Google made significant advancements in artificial intelligence at I/O 2024. The company is shaping the future of AI with new features in the Gemini model family, faster and more efficient models, productive media tools, innovative search experiences and Trillium, the 6th generation of Google Cloud TPU.
Gemini is now faster and smarter!
Google DeepMind CEO Demis Hassabis announced updates to the Gemini model family. Gemini 1.0, the first native multimodal model launched in December and available in three sizes (Ultra, Pro, Nano), was soon followed by 1.5 Pro with improved performance and a context window of 1 million tokens.

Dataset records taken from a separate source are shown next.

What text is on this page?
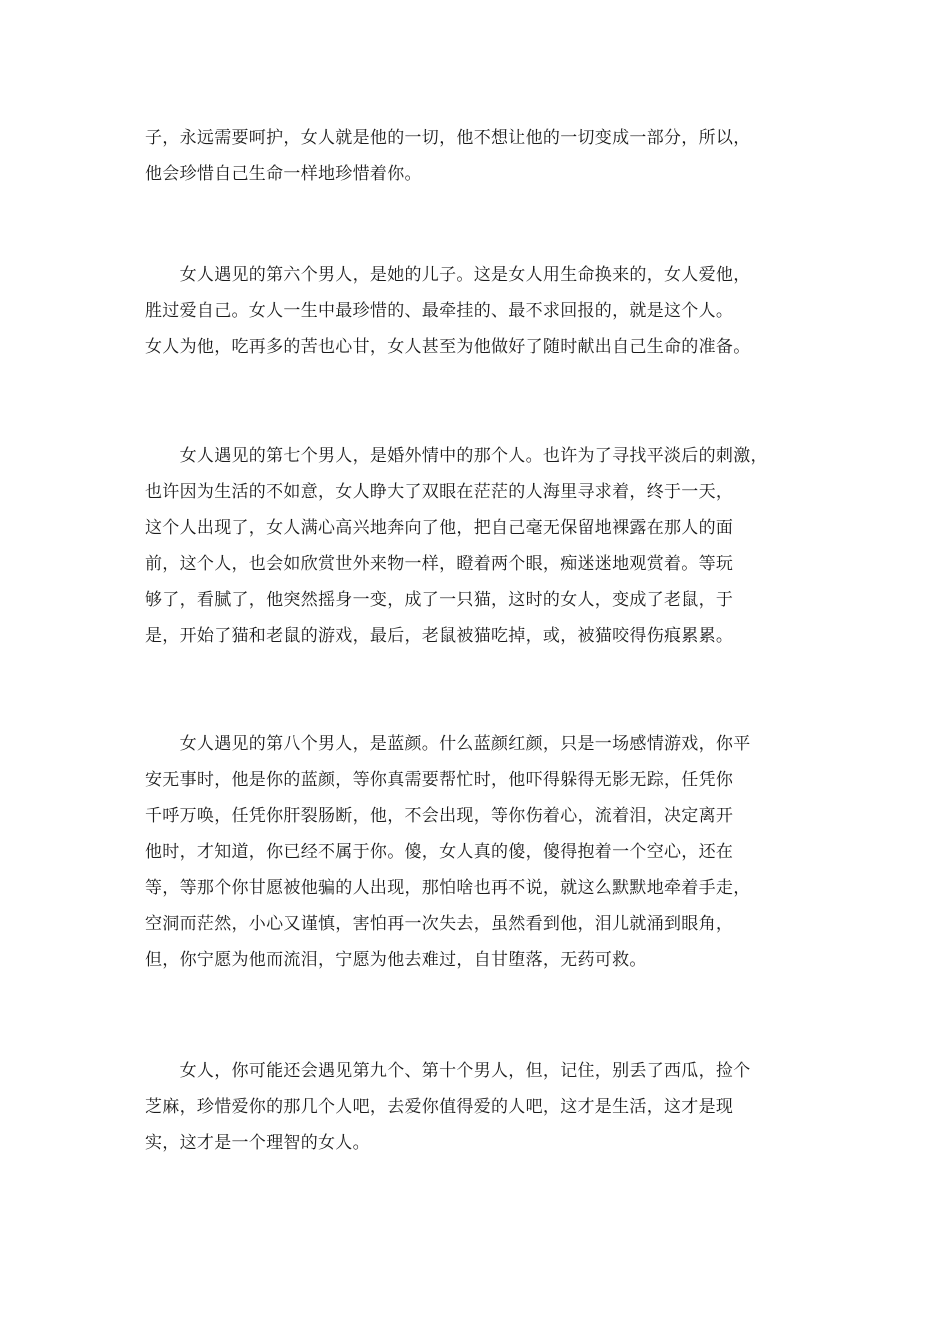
子，永远需要呵护，女人就是他的一切，他不想让他的一切变成一部分，所以，
他会珍惜自己生命一样地珍惜着你。
　　女人遇见的第六个男人，是她的儿子。这是女人用生命换来的，女人爱他，
胜过爱自己。女人一生中最珍惜的、最牵挂的、最不求回报的，就是这个人。
女人为他，吃再多的苦也心甘，女人甚至为他做好了随时献出自己生命的准备。
　　女人遇见的第七个男人，是婚外情中的那个人。也许为了寻找平淡后的刺激，
也许因为生活的不如意，女人睁大了双眼在茫茫的人海里寻求着，终于一天，
这个人出现了，女人满心高兴地奔向了他，把自己毫无保留地裸露在那人的面
前，这个人，也会如欣赏世外来物一样，瞪着两个眼，痴迷迷地观赏着。等玩
够了，看腻了，他突然摇身一变，成了一只猫，这时的女人，变成了老鼠，于
是，开始了猫和老鼠的游戏，最后，老鼠被猫吃掉，或，被猫咬得伤痕累累。
　　女人遇见的第八个男人，是蓝颜。什么蓝颜红颜，只是一场感情游戏，你平
安无事时，他是你的蓝颜，等你真需要帮忙时，他吓得躲得无影无踪，任凭你
千呼万唤，任凭你肝裂肠断，他，不会出现，等你伤着心，流着泪，决定离开
他时，才知道，你已经不属于你。傻，女人真的傻，傻得抱着一个空心，还在
等，等那个你甘愿被他骗的人出现，那怕啥也再不说，就这么默默地牵着手走，
空洞而茫然，小心又谨慎，害怕再一次失去，虽然看到他，泪儿就涌到眼角，
但，你宁愿为他而流泪，宁愿为他去难过，自甘堕落，无药可救。
　　女人，你可能还会遇见第九个、第十个男人，但，记住，别丢了西瓜，捡个
芝麻，珍惜爱你的那几个人吧，去爱你值得爱的人吧，这才是生活，这才是现
实，这才是一个理智的女人。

Developers and enterprise customers also found 1.5 Pro’s long context window, multimodal reasoning capabilities and impressive overall performance very useful. In response to user feedback that some applications require lower latency and lower cost of service, Google has added a new member to the Gemini family: 1.5 Flash.
Gemini 1.5 Flash
Optimized for speed and efficiency, this lightweight model is ideal and cost-effective for high-volume, high-frequency tasks. Offering a 1 million token extended context window, 1.5 Flash excels at tasks such as summarization, chat applications, image and video captioning, and data extraction from long documents and tables. Trained through “distillation” by the larger 1.5 Pro model, 1.5 Flash transfers core knowledge and skills to a smaller, more efficient model.
Gemini 1.5 Pro
Google has also significantly improved 1.5 Pro, the best model for overall performance. The context window has been expanded to 2 million tokens. Data and algorithmic improvements have enhanced code generation, logical reasoning and planning, multi-round speech, and voice and image understanding.
1.5 Pro can now follow increasingly complex and nuanced instructions, including product-level behavior determinants such as role, format and style. Control over the model’s responses has been enhanced for specific use cases, such as creating the personality and response style of the chat app or automating workflows through multiple function calls. Users can guide model behavior by adjusting System instructions.
Gemini Nano
Moving beyond just text input, Gemini Nano can now also process images as a network. Starting with Pixel phones, applications that use Gemini Nano with Multimodality will be able to understand the world as humans do. Not only with text input, but also with voice and spoken language.
The future of AI assistants: Project Astra
As part of its mission to responsibly develop AI to benefit humanity, Google DeepMind announced Project Astra, with the goal of developing universal AI agents that can help in everyday life. Astra aims to develop AI agents that can understand and act on context in the same way that humans understand and react to the complex world.
These agents will serve as proactive, approachable and personalized assistants. Users will be able to talk to these agents naturally and without delay. Astra is designed to process and remember video and speech input.
Built on the Gemini model and other mission-specific models, these agents process information faster by continuously encoding video frames, combining video and speech input into an event timeline, and caching that information for efficient recall. Some of Astra’s features will be integrated into Google products such as the Gemini app later this year.
New generative media models and tools
Google also introduced new generative media models and tools for creative work:
Veo
Veo is Google’s most capable video creation model to date, capable of creating high-quality 1080p videos that can exceed one minute in length. Supporting a variety of cinematic and visual styles, Veo understands natural language and visual semantics to create videos that reflect the user’s creative vision. The model also understands cinematic terms such as ‘timelapse’ or ‘aerial shot of a landscape’, providing unprecedented creative control.
It creates consistent and coherent shots, with people, animals and objects moving realistically throughout the footage. Google is inviting a range of filmmakers and content creators to test the model to discover how Veo can best support the storyteller’s creative process.
Imagen 3
Imagen 3, Google’s highest quality text-to-image model, can produce incredibly detailed and photorealistic images. By understanding natural language and better interpreting user commands, Imagen 3 can incorporate small details from long commands and create text within an image.
Music AI Sandbox
Music AI Sandbox, a toolkit that supports musicians to create new instrumental pieces from scratch, transform sound and support their creative work, aims to open up a new playing field for creativity.
Artificial intelligence enhancements
Google is committed not only to advancing technology, but also to doing so responsibly. That’s why measures are being taken to address the challenges posed by generative technologies and help people work responsibly with AI-generated content.
These measures include collaborating with the creative community and other stakeholders, gathering insights for safe and responsible development and deployment of technologies, listening to feedback, and giving creators a voice. Google believes that AI technologies should be used to benefit humanity and is working to ensure that they are developed ethically, responsibly and fairly.